A jury awarded photographer Daniel Morel $1.2 million in his copyright infringement suit against Getty Images Inc. and Agence France-Presse after concluding that the defendants willfully made unauthorized use of photos he posted on the social media site Twitpic.

Morel was in Port au Prince when the devastating earthquake hit the island of Haiti in 2010 and posted his pictures on Twitpic, a Web site that allowed users to post pictures on Twitter. Another user posted Morel’s photos as his own on Twitter, thereby creating some confusion about photo credit and ownership. The defendants – as well as other news outlets such as CBS and ABC – began to use the pictures in newspapers, on television, and online.

Morel made repeated efforts to correct the attribution of his photos and license them through his agency, which contacted both Getty and the AFP. Even a cease-and-desist letter from his lawyer didn’t stop the defendants from continuing to publish the photos.
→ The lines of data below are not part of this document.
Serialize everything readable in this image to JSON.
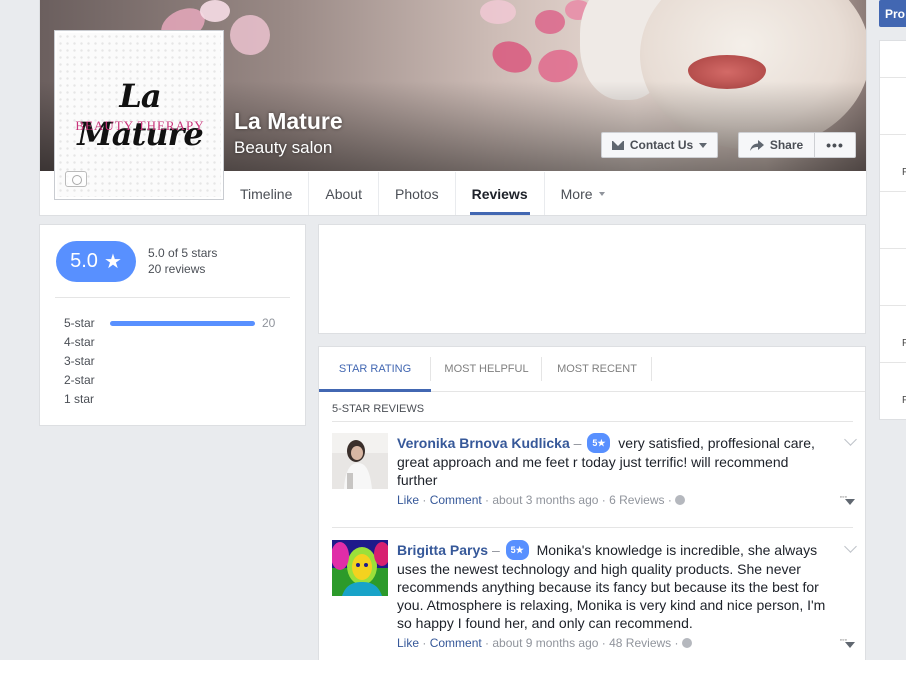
{
  "page": {
    "logo_title": "La Mature",
    "logo_subtitle": "BEAUTY THERAPY",
    "name": "La Mature",
    "category": "Beauty salon",
    "contact_label": "Contact Us",
    "share_label": "Share",
    "more_dots": "•••",
    "tabs": [
      {
        "label": "Timeline"
      },
      {
        "label": "About"
      },
      {
        "label": "Photos"
      },
      {
        "label": "Reviews",
        "active": true
      },
      {
        "label": "More"
      }
    ]
  },
  "right_column": {
    "button_label": "Pro",
    "letters": [
      "P",
      "F",
      "F",
      "F"
    ]
  },
  "rating": {
    "score": "5.0",
    "star_glyph": "★",
    "out_of": "5.0 of 5 stars",
    "count": "20 reviews",
    "distribution": [
      {
        "label": "5-star",
        "count": "20",
        "fraction": 1.0
      },
      {
        "label": "4-star",
        "count": "",
        "fraction": 0
      },
      {
        "label": "3-star",
        "count": "",
        "fraction": 0
      },
      {
        "label": "2-star",
        "count": "",
        "fraction": 0
      },
      {
        "label": "1 star",
        "count": "",
        "fraction": 0
      }
    ],
    "accent_color": "#5890ff"
  },
  "reviews": {
    "tabs": [
      {
        "label": "STAR RATING",
        "active": true
      },
      {
        "label": "MOST HELPFUL"
      },
      {
        "label": "MOST RECENT"
      }
    ],
    "section_title": "5-STAR REVIEWS",
    "items": [
      {
        "author": "Veronika Brnova Kudlicka",
        "dash": "–",
        "stars": "5★",
        "text": "very satisfied, proffesional care, great approach and me feet r today just terrific! will recommend further",
        "like": "Like",
        "comment": "Comment",
        "time": "about 3 months ago",
        "reviews_count": "6 Reviews"
      },
      {
        "author": "Brigitta Parys",
        "dash": "–",
        "stars": "5★",
        "text": "Monika's knowledge is incredible, she always uses the newest technology and high quality products. She never recommends anything because its fancy but because its the best for you. Atmosphere is relaxing, Monika is very kind and nice person, I'm so happy I found her, and only can recommend.",
        "like": "Like",
        "comment": "Comment",
        "time": "about 9 months ago",
        "reviews_count": "48 Reviews"
      }
    ]
  },
  "colors": {
    "facebook_blue": "#4267b2",
    "link_blue": "#365899",
    "background": "#e9ebee"
  }
}
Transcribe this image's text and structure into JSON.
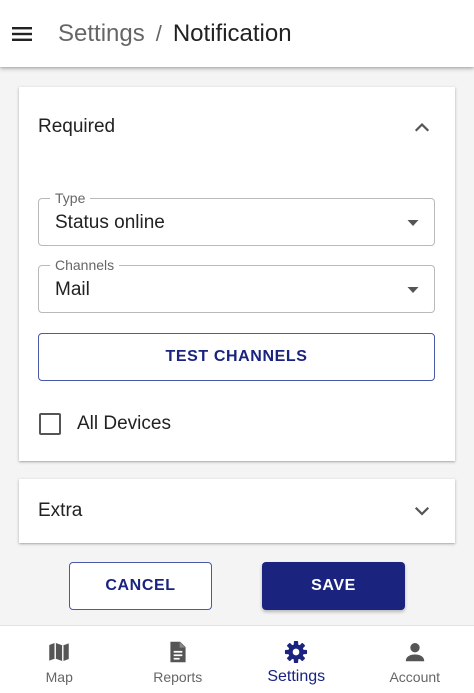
{
  "appbar": {
    "menu_icon": "menu-icon",
    "breadcrumb_parent": "Settings",
    "breadcrumb_separator": "/",
    "breadcrumb_current": "Notification"
  },
  "required": {
    "title": "Required",
    "expanded": true,
    "type_label": "Type",
    "type_value": "Status online",
    "channels_label": "Channels",
    "channels_value": "Mail",
    "test_button": "TEST CHANNELS",
    "all_devices_label": "All Devices",
    "all_devices_checked": false
  },
  "extra": {
    "title": "Extra",
    "expanded": false
  },
  "actions": {
    "cancel": "CANCEL",
    "save": "SAVE"
  },
  "bottom_nav": [
    {
      "label": "Map",
      "icon": "map-icon",
      "active": false
    },
    {
      "label": "Reports",
      "icon": "reports-icon",
      "active": false
    },
    {
      "label": "Settings",
      "icon": "settings-icon",
      "active": true
    },
    {
      "label": "Account",
      "icon": "account-icon",
      "active": false
    }
  ],
  "colors": {
    "primary": "#1a237e",
    "text": "#222222",
    "muted": "#666666",
    "background": "#f4f4f4"
  }
}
The AFP then filed a declaratory judgment action, arguing that it did not infringe Morel’s copyright in the images because he gave away his licensing rights by posting the pictures to Twitpic.

A federal court judge disagreed in December 2010, finding the defendants liable for copyright infringement, but leaving the questions of whether the defendants’ actions were willful and what would be appropriate damages for the jury.
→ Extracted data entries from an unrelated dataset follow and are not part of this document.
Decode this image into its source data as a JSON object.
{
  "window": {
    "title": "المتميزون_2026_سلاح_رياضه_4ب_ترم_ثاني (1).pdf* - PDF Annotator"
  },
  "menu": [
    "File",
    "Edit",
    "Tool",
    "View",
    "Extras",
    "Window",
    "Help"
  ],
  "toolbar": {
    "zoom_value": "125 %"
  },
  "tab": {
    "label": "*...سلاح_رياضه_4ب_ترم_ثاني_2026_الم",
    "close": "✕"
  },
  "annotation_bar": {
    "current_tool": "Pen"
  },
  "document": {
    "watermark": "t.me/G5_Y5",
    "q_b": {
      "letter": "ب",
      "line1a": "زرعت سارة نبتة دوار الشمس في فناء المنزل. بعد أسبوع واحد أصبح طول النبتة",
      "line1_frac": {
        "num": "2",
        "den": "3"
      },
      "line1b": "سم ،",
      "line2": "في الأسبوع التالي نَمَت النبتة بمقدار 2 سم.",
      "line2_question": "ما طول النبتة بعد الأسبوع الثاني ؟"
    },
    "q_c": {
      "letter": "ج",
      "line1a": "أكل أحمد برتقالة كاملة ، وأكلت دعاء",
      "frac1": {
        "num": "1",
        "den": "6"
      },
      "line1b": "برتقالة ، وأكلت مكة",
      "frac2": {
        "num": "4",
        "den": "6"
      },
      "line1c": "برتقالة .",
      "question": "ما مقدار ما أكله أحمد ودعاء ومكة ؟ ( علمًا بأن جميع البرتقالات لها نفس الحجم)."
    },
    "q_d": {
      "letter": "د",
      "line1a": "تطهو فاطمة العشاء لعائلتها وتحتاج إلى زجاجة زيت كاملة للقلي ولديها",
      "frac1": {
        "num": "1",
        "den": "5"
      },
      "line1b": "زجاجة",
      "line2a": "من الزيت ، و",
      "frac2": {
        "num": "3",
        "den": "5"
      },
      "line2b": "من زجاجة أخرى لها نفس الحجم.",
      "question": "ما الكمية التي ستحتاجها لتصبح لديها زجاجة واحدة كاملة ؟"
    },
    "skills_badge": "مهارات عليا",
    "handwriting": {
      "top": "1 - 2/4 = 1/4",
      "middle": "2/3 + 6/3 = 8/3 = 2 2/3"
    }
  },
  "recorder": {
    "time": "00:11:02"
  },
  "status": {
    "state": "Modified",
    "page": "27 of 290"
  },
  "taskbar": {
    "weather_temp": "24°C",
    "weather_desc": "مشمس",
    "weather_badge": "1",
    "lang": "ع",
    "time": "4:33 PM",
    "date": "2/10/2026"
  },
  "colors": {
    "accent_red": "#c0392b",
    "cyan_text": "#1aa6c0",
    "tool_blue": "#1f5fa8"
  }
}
The jurors ultimately sided with Morel, awarding the maximum amount of damages possible under the copyright statute as well as an additional $20,000 for 16 violations of the Digital Millennium Copyright Act.
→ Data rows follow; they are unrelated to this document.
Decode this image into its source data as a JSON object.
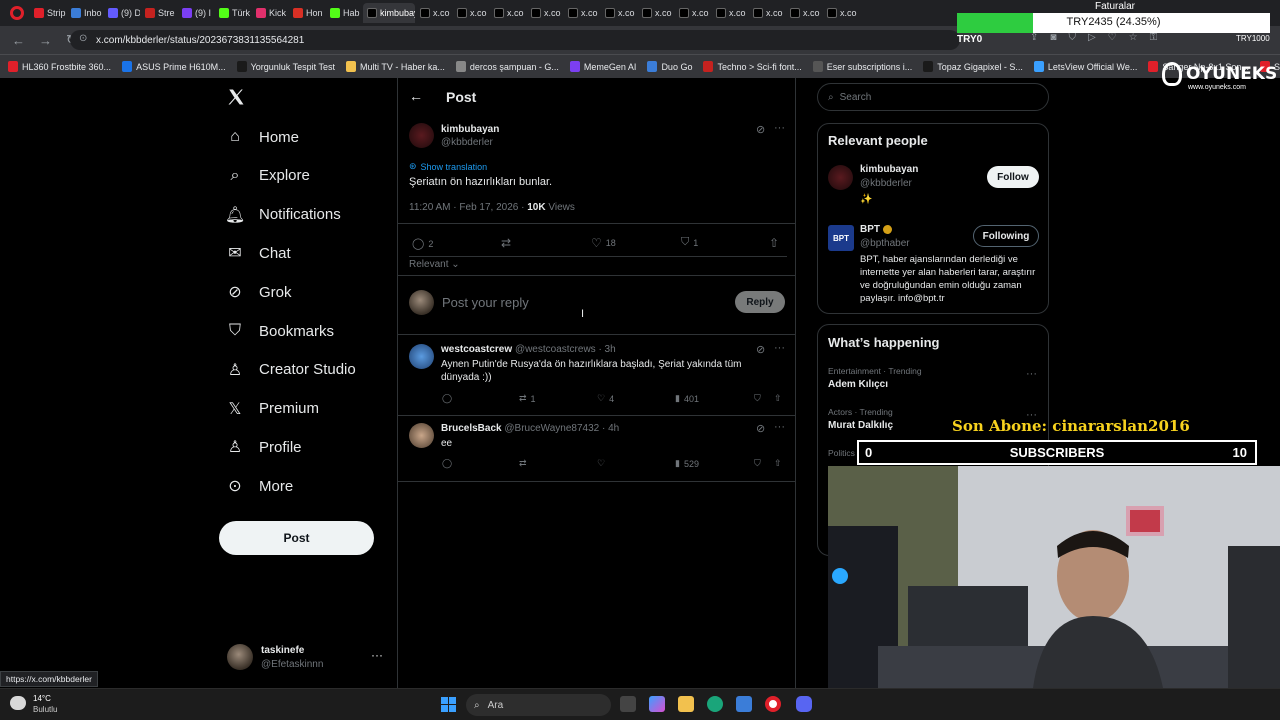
{
  "browser": {
    "tabs": [
      "Strip",
      "Inbo",
      "(9) D",
      "Stre",
      "(9) I",
      "Türk",
      "Kick",
      "Hon",
      "Hab",
      "kimbubaya",
      "x.co",
      "x.co",
      "x.co",
      "x.co",
      "x.co",
      "x.co",
      "x.co",
      "x.co",
      "x.co",
      "x.co",
      "x.co",
      "x.co"
    ],
    "url": "x.com/kbbderler/status/2023673831135564281",
    "bookmarks": [
      "HL360 Frostbite 360...",
      "ASUS Prime H610M...",
      "Yorgunluk Tespit Test",
      "Multi TV - Haber ka...",
      "dercos şampuan - G...",
      "MemeGen AI",
      "Duo Go",
      "Techno > Sci-fi font...",
      "Eser subscriptions i...",
      "Topaz Gigapixel - S...",
      "LetsView Official We...",
      "Sanger Np-8x1 Son...",
      "Sanger Np-8X1 Son..."
    ],
    "status_url": "https://x.com/kbbderler"
  },
  "overlay": {
    "faturalar": "Faturalar",
    "goal_text": "TRY2435 (24.35%)",
    "goal_progress": 0.2435,
    "try_label": "TRY0",
    "try_right": "TRY1000",
    "brand": "OYUNEKS",
    "brand_url": "www.oyuneks.com",
    "son_abone": "Son Abone: cinararslan2016",
    "sub_left": "0",
    "sub_label": "SUBSCRIBERS",
    "sub_right": "10"
  },
  "nav": {
    "items": [
      {
        "label": "Home",
        "icon": "home-icon"
      },
      {
        "label": "Explore",
        "icon": "search-icon"
      },
      {
        "label": "Notifications",
        "icon": "bell-icon"
      },
      {
        "label": "Chat",
        "icon": "mail-icon"
      },
      {
        "label": "Grok",
        "icon": "grok-icon"
      },
      {
        "label": "Bookmarks",
        "icon": "bookmark-icon"
      },
      {
        "label": "Creator Studio",
        "icon": "creator-icon"
      },
      {
        "label": "Premium",
        "icon": "x-logo-icon"
      },
      {
        "label": "Profile",
        "icon": "person-icon"
      },
      {
        "label": "More",
        "icon": "more-circle-icon"
      }
    ],
    "post_button": "Post",
    "account_name": "taskinefe",
    "account_handle": "@Efetaskinnn"
  },
  "post": {
    "header": "Post",
    "author": "kimbubayan",
    "handle": "@kbbderler",
    "show_translation": "Show translation",
    "text": "Şeriatın ön hazırlıkları bunlar.",
    "time": "11:20 AM · Feb 17, 2026 · ",
    "views_count": "10K",
    "views_label": " Views",
    "replies": "2",
    "likes": "18",
    "bookmarks": "1",
    "sort": "Relevant",
    "reply_placeholder": "Post your reply",
    "reply_button": "Reply"
  },
  "replies": [
    {
      "name": "westcoastcrew",
      "handle": "@westcoastcrews · 3h",
      "text": "Aynen Putin'de Rusya'da ön hazırlıklara başladı, Şeriat yakında tüm dünyada :))",
      "reposts": "1",
      "likes": "4",
      "views": "401"
    },
    {
      "name": "BrucelsBack",
      "handle": "@BruceWayne87432 · 4h",
      "text": "ee",
      "reposts": "",
      "likes": "",
      "views": "529"
    }
  ],
  "right": {
    "search_placeholder": "Search",
    "relevant_title": "Relevant people",
    "people": [
      {
        "name": "kimbubayan",
        "handle": "@kbbderler",
        "bio": "✨",
        "button": "Follow"
      },
      {
        "name": "BPT",
        "handle": "@bpthaber",
        "bio": "BPT, haber ajanslarından derlediği ve internette yer alan haberleri tarar, araştırır ve doğruluğundan emin olduğu zaman paylaşır. info@bpt.tr",
        "button": "Following"
      }
    ],
    "happening_title": "What’s happening",
    "trends": [
      {
        "context": "Entertainment · Trending",
        "name": "Adem Kılıçcı"
      },
      {
        "context": "Actors · Trending",
        "name": "Murat Dalkılıç"
      },
      {
        "context": "Politics · Trending",
        "name": ""
      }
    ]
  },
  "taskbar": {
    "temp": "14°C",
    "weather": "Bulutlu",
    "search": "Ara"
  }
}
Why it matters: “We believe this is the first time these defendants or any other major digital licensors have been found liable for the willful violation of a photojournalist’s copyrights in his own works,” Morel’s law firm said in a statement about the verdict. The $1.2 million verdict also highlights the risk of appropriating material from social media sources. While content on such sites is arguably meant to be shared, this does not outweigh respect for the ownership of the content.